— Да! — вдруг выпрямился лорд Эйгер. — И мое желание сбудется. Потому что чертова морская трава, в отличие от нашего фальшивого «колеса», лишь подменяющего одну реальность другой, соответствующей, исполняет желания по-настоящему, без подмен.
— Ты забыл о цене, друг мой, — печально улыбнулся Велливул Гронд. — Ты забыл, что отдашь за него самую большую ценность.
— Жизнь? — фыркнул лорд. — Плевать. Я готов.
— Тогда какой смысл, Джан?
— Ты поймешь это, когда выращенное мной древо теневой реальности накроет нашу. Накроет и заменит.
— Этого не произойдет. Не думаешь же ты, что мы с Миком все эти годы сидели сложа руки?
— Что ты хочешь сказать?
— Только то, что сегодня, сейчас, пока мы тут дружески беседуем, все твои плантации черной водоросли были уничтожены, а полиция массово арестовывает твоих подельников, Джан.
— Врешь! Нет! Ты… ты… — профессор захрипел и задергался.
Марго, завизжав «Папа!», рванулась к нему и даже сумела увернуться от лап охранников, но ничего не могла сделать скованными наручниками руками. Император прохрипел: «Врача, немедленно!».
В поднявшейся суете я закрыла уши ладонями и уткнулась лбом в колени. Почувствовала, как уплывает мир. Словно я лодка, а мир — это берег, оставшийся далеко-далеко.
43
Воспоминания накатывали такими же ленивыми волнами, как студенистая вода питательных чаш Чернушки.
Вот моя мама-биолог надевает на меня шлем с фильтрами и предупреждает: «Эли, не приближайся к воде и не снимай шлем, иначе это будет первый и последний раз, когда я беру тебя на станцию». Я согласна на всё! Я терплю ужасно неудобную маску, рассчитанную на пятилетнего ребенка, а мне уже семь, и я крупная девочка. Терплю жару от водолазного гидрокостюма, который, наоборот, мне велик, и пот, вместо того, чтобы выводиться через поры особой ткани, струится по телу и противно хлюпает в ступнях при каждом шаге. Мне слишком давно хочется увидеть все-все тайны нашей маленькой фермы. И — это надо тщательно скрывать — я мечтаю, чтобы наша Чернушка меня схватила, а я спаслась и имела право загадать желание. Какое? Конечно, счастья всем! Всем-всем-всем!
Мы и так счастливая семья, но вот наши соседи так несчастны, что вечно ссорятся, и маму это огорчает. Я хочу им счастья.
Следующая волна воспоминаний — я в школе за партой на уроке истории. Это скучно, я и так знаю все подвиги нашего клана целителей, выращивающего особое сырье на продажу. Наш род обладает особым свойством: мы устойчивы к очарованию Чернушки, она на нас не действует. Семейное предание гласит, что это стало первым желанием основателя рода, открывшего особые свойства растения. Мне скучно, и я с тоской думаю, что сейчас загадала бы свое желание — вырваться из этого скучного мира, где столетиями ничего не меняется. Чернушка разумна, она услышит. А я столько раз спасала от ее хищных плетей свою жизнь, что она задолжала мне много-много желаний.

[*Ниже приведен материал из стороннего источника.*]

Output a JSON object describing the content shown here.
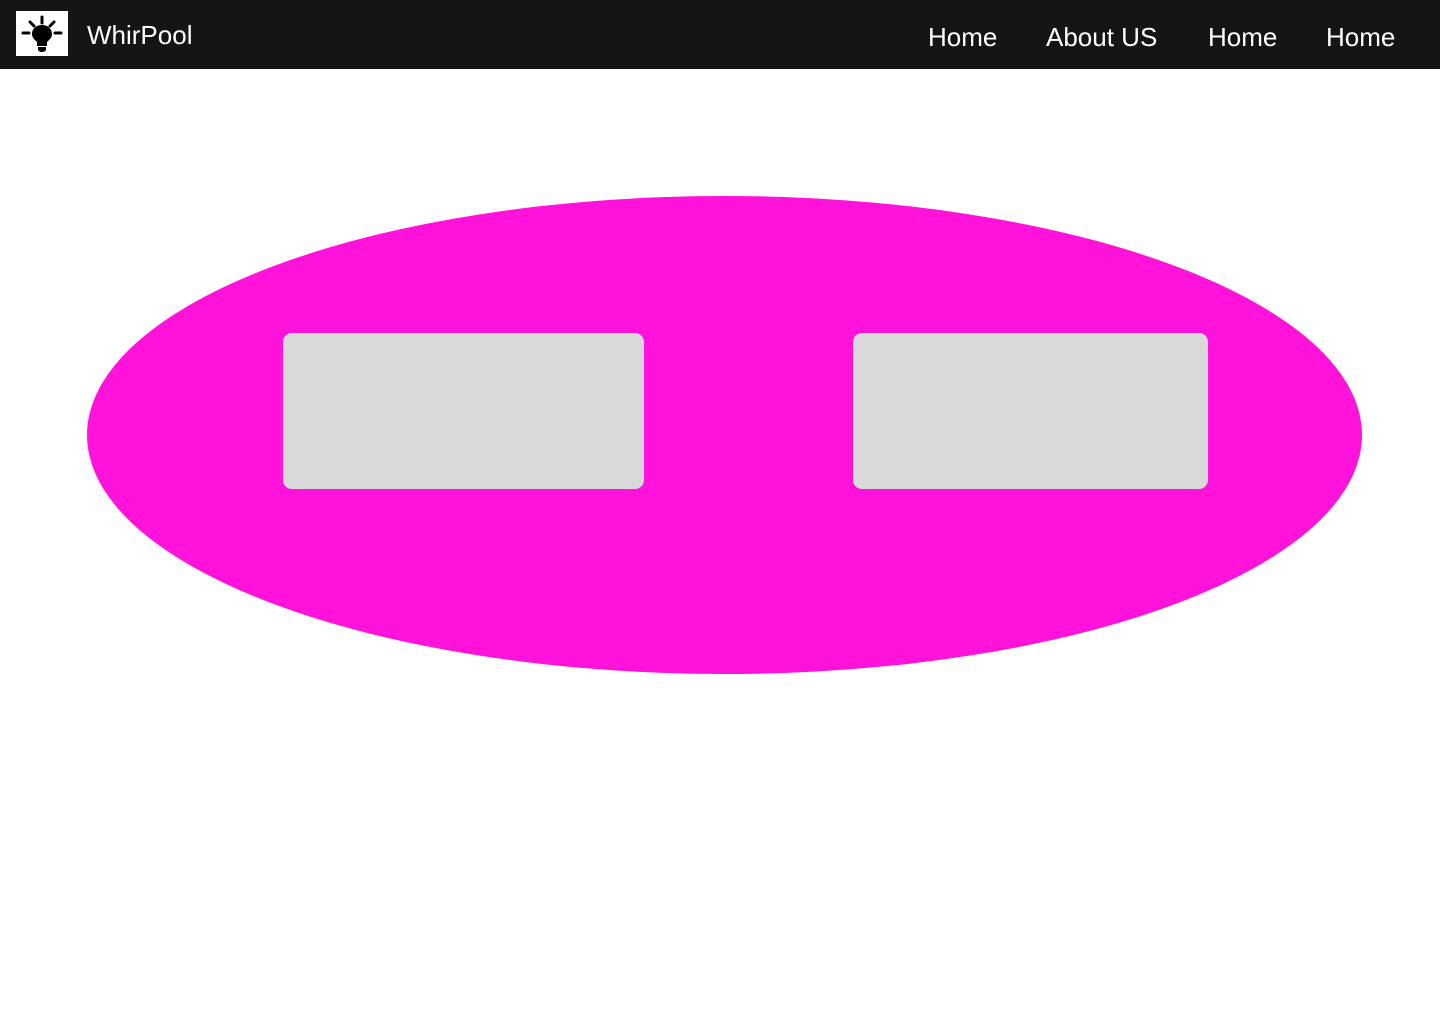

И новая волна выносит меня в дивный сад, за стол, поставленный прямо под старой яблоней. Время от времени с нее под ветром срываются перезрелые яблоки и шлепаются кому-нибудь в тарелку. Это ужасно смешно, но в нашей патриархальной семье воспринимается как божий дар. За столом рядом со мной сидят родители, а напротив — симпатичный черноволосый парень и его родители. Это называется «сговор». С этого дня я считаюсь невестой, а сын наших соседей Тамир — женихом. Взрослые говорят о сборе урожая, поставках, чистке чанов и подготовке к предстоящей зиме. Тоска смертная. Я не хочу ни замуж, ни зимы, ни жизни, посвященной с утра до ночи уходу за растением. Одно и то же, одно и то же… Я хочу принца! Да. Принца. Чтобы он пришел и забрал меня отсюда. Я бы шла за ним рука об руку на край света по Звездному пути. И даже отсюда я слышу, как Чернушка трясется от хохота всем своим неимоверным телом, затянувшим дно лагуны как паутина. Сгустки ее плетей иногда напоминают мне очертания человеческого мозга. Но у Чернушки, конечно, все иначе. Ее плети — это и ее руки, и ее глаза, и ее мозг. Она научилась утешать меня на расстоянии. Каждый раз обещает, что все будет хорошо, и каждый раз обманывает.